Mises wrote that all fiat currencies eventually end in hyperinflationary events, and since this is always going to happen, he concluded that money should be based on a gold standard, which cannot be hyperinflated at policy maker's whims.
If one considers that all things eventually come to an end, that is, all nations eventually fall, and that nothing lasts forever, then I suppose it is true that the dollar will one day collapse in an inflationary spiral. But does it have to be that way? I posit that neither inflation nor hyperinflation is an economic necessity, but rather a choice made by those who regulate the supply of printed currency.
I’d like to reconsider the idea in light of the cash-inventory equivalency, where the worth of all goods for sale in an economic system equals the money supply.
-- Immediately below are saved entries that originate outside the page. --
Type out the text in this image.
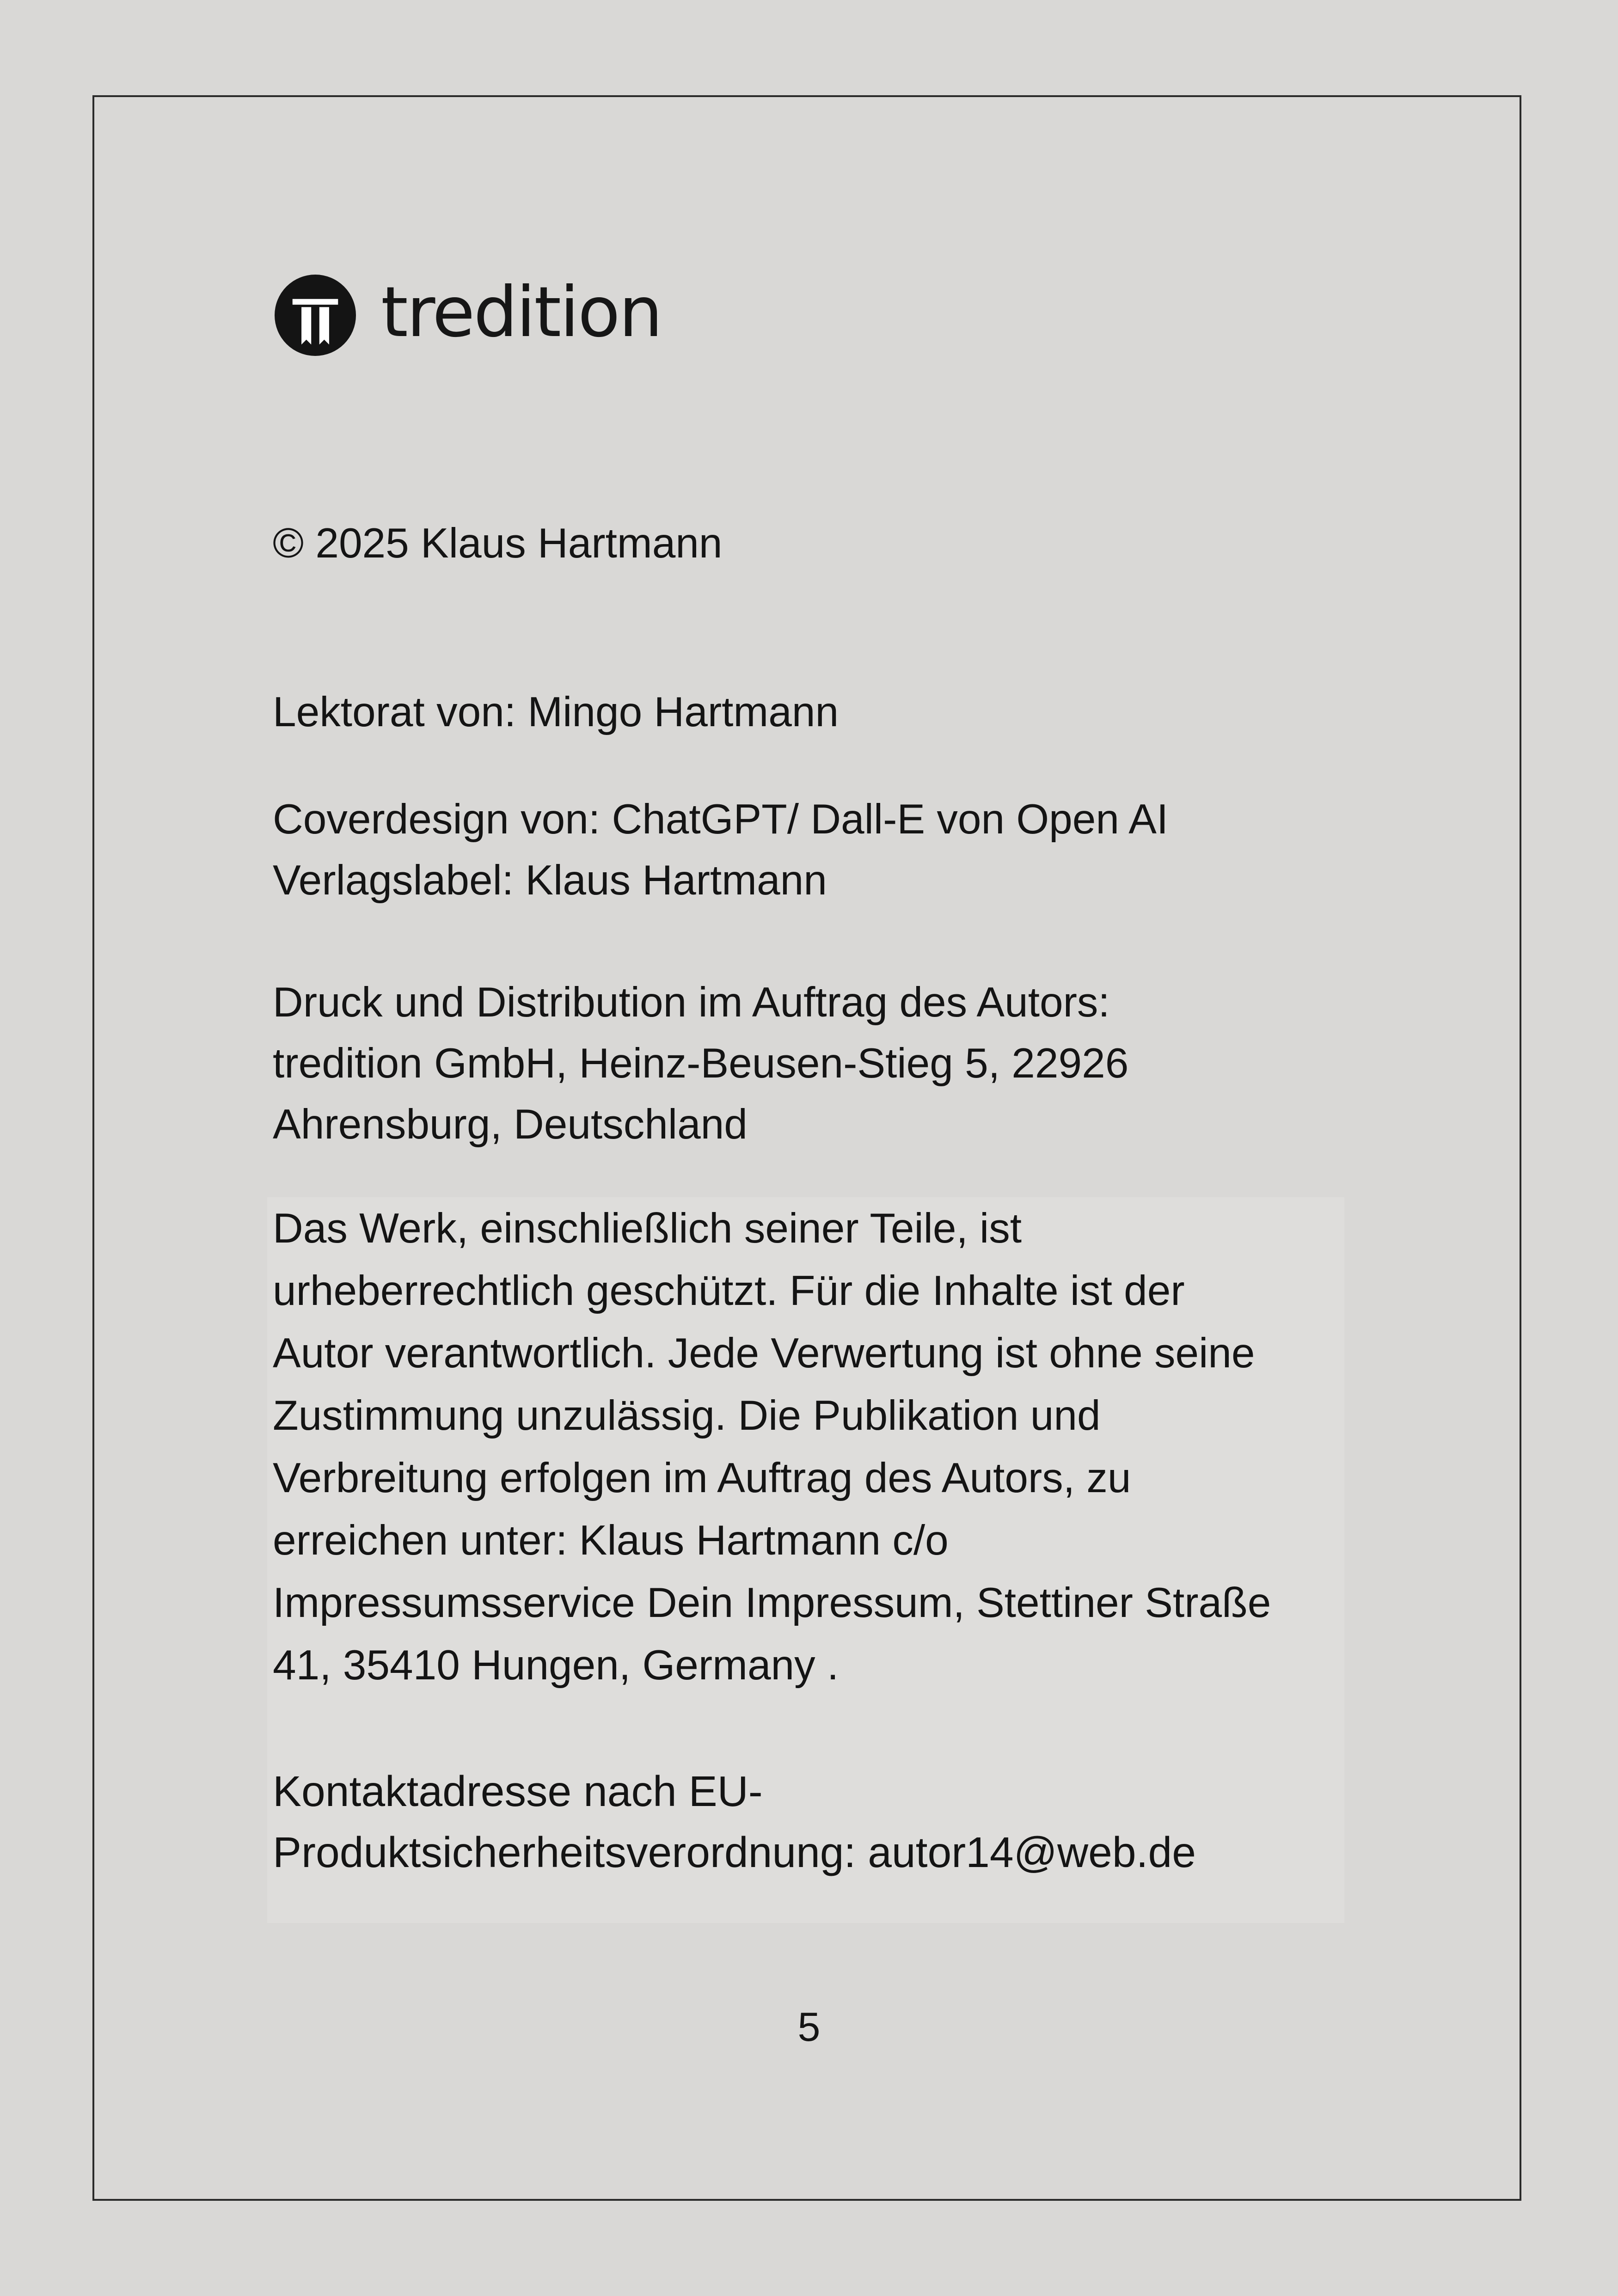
tredition

© 2025 Klaus Hartmann

Lektorat von: Mingo Hartmann

Coverdesign von: ChatGPT/ Dall-E von Open AI
Verlagslabel: Klaus Hartmann
Druck und Distribution im Auftrag des Autors:
tredition GmbH, Heinz-Beusen-Stieg 5, 22926
Ahrensburg, Deutschland
Das Werk, einschließlich seiner Teile, ist
urheberrechtlich geschützt. Für die Inhalte ist der
Autor verantwortlich. Jede Verwertung ist ohne seine
Zustimmung unzulässig. Die Publikation und
Verbreitung erfolgen im Auftrag des Autors, zu
erreichen unter: Klaus Hartmann c/o
Impressumsservice Dein Impressum, Stettiner Straße
41, 35410 Hungen, Germany .
Kontaktadresse nach EU-
Produktsicherheitsverordnung: autor14@web.de

5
Previous posts have supposed that inflation results from (1) an increase of money supply; either that or (2) a decrease of the inventory of goods for sale (in other words, increasing scarcity). Either would tend to cause general price increases, and their reversal would put downward pressure on prices. Now, neither one of those conditions absolutely has to happen. Therefore, inflation need not be considered a given.
The amount of printed currency is under the control of those who print it. The amount of inventory is under the control of those who produce it. Either one could fluctuate over time, such that the cash to inventory ratio could either increase or decrease. Thus there is no inevitability that fiat currency has to eventually become worthless if those who produce cash wish it not to be so. Cash value could simply cycle up and down over time. (I'm leaving credit out here because its effect on money supply is temporary; it increases money supply when lent, decreases money supply when paid back, and its net effect over time is zero.)
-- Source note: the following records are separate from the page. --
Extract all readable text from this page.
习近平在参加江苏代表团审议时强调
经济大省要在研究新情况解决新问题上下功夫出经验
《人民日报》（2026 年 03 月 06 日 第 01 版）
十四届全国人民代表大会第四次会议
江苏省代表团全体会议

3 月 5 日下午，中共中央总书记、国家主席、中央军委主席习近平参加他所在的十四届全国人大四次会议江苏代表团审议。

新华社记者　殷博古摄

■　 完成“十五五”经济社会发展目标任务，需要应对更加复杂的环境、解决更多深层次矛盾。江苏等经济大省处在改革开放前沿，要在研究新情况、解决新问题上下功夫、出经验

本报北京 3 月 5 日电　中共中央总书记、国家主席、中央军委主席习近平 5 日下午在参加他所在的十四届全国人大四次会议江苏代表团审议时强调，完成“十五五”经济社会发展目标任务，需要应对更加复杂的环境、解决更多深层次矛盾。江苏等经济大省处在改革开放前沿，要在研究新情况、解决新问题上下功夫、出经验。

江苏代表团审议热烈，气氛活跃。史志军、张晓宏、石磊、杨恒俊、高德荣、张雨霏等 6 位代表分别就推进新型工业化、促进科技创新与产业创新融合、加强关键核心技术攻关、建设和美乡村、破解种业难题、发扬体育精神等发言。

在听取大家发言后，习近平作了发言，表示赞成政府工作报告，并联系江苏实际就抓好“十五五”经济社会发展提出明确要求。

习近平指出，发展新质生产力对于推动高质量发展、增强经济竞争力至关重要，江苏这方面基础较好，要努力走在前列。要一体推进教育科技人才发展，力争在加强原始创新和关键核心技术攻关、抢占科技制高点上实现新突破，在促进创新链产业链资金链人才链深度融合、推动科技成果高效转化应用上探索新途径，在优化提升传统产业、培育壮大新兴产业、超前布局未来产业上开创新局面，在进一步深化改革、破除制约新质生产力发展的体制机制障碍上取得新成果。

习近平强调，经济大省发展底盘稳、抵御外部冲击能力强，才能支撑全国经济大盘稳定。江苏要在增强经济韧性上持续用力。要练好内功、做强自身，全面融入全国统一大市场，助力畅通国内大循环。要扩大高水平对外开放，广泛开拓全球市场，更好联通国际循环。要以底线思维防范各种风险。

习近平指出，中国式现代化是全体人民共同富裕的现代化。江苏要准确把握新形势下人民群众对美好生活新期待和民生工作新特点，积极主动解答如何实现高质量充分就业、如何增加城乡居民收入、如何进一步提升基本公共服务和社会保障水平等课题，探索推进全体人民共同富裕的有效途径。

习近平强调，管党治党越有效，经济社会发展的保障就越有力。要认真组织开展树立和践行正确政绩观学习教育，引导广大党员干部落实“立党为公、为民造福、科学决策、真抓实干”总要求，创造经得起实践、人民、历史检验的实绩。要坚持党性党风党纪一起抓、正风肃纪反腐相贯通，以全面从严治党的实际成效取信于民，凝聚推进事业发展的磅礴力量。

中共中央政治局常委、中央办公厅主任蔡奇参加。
Now, the banking industry, who regulates money supply through the Fed, does seem to prefer some inflation. Whatever reason that is would be their own, but I suspect it keeps the credit machine lubricated, and makes people more likely to take out loans because they anticipate rising prices down the road. Taking on credit to avoid higher prices later encourages borrowing, thus banks profit. But even mild inflation if held constant at say 2% will eventually follow a hyperbolic pattern skyward leading to hyperinflation.
The wealth of the banking industry comes from debt payable in U.S. dollars, and so I argue they, in taking the pathway of greatest profitability, would stop the policy of mild inflation before it reaches hyperinflationary proportions.
And so, fiat currency does not have to decline, inflation is not inevitable, nor is it the motive of those who produce currency for it to become worthless. Inflation happens only as long as it serves the interest of those who print the money. So long as the banking industry has control, hyperinflation is never in their interest.